Each VC is different, so do your research and think about whether there are any creative ways you can approach the pitch which will suit them. 

Do they regularly tweet about loving big and bold ideas? Perhaps consider something more dynamic than a PowerPoint presentation. Is their fund ethos based on sustainability credentials? Then don’t send them a ton of printed materials or products surrounded by unnecessary packaging before your pitch. Do your research and try and align your pitching approach to the people you’ll be meeting.
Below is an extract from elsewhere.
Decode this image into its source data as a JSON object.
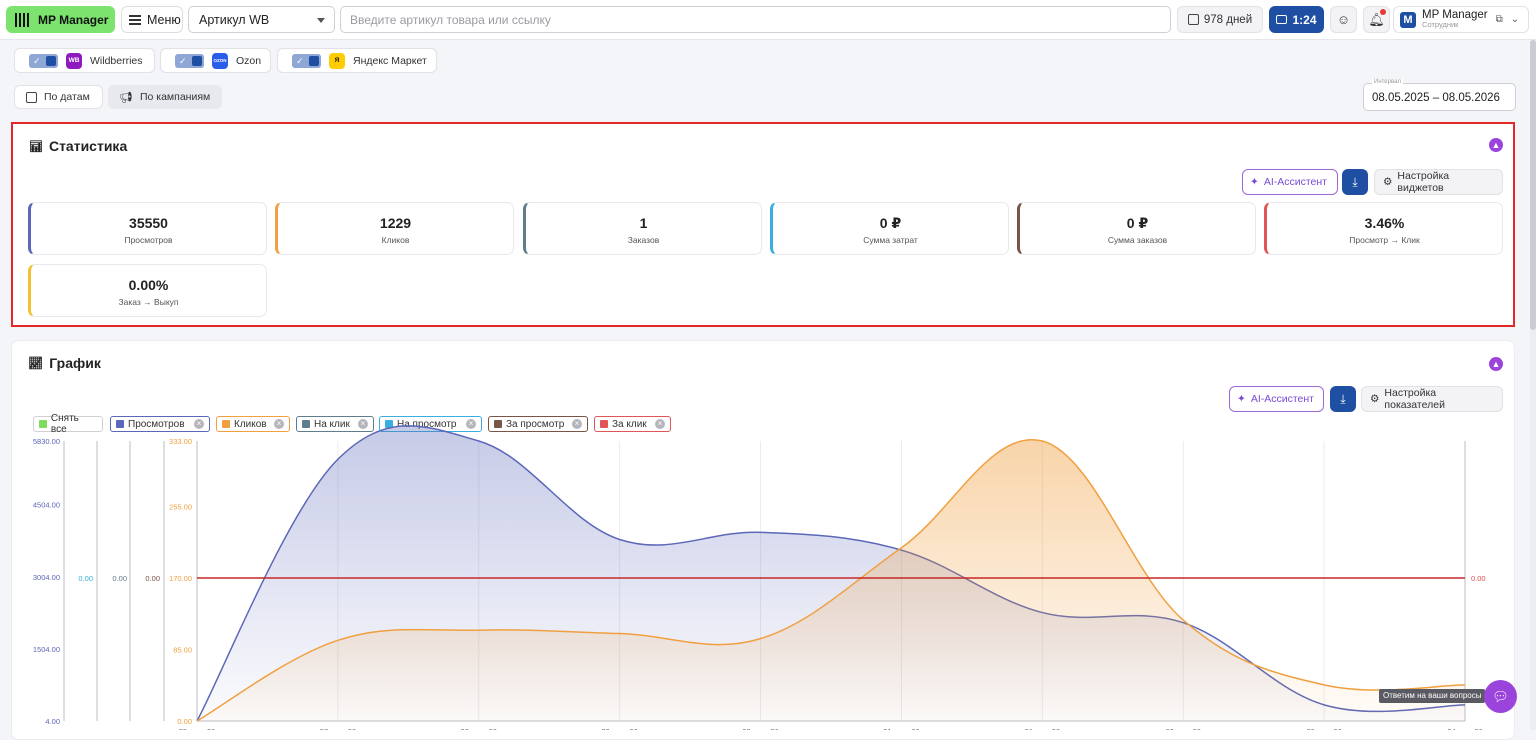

Can’t find any helpful hints in that regard? Then resist the theatrics and play it safe. 

Don’t give us any reason to doubt you

Building trust and rapport over a video call can be tough. It’s therefore important to use every opportunity you have to demonstrate that you’re reliable, trustworthy, and honest. Don’t be late for calls and communicate in a professional, timely manner. Proactively provide references so VCs can talk to any existing investors, advisors, or former employers. And never hide or exaggerate information or underplay risks. Nearly everything will come out in due diligence anyway, meaning any untruths or white lies you tell to boost your chances of securing interest will come back to bite you in the end.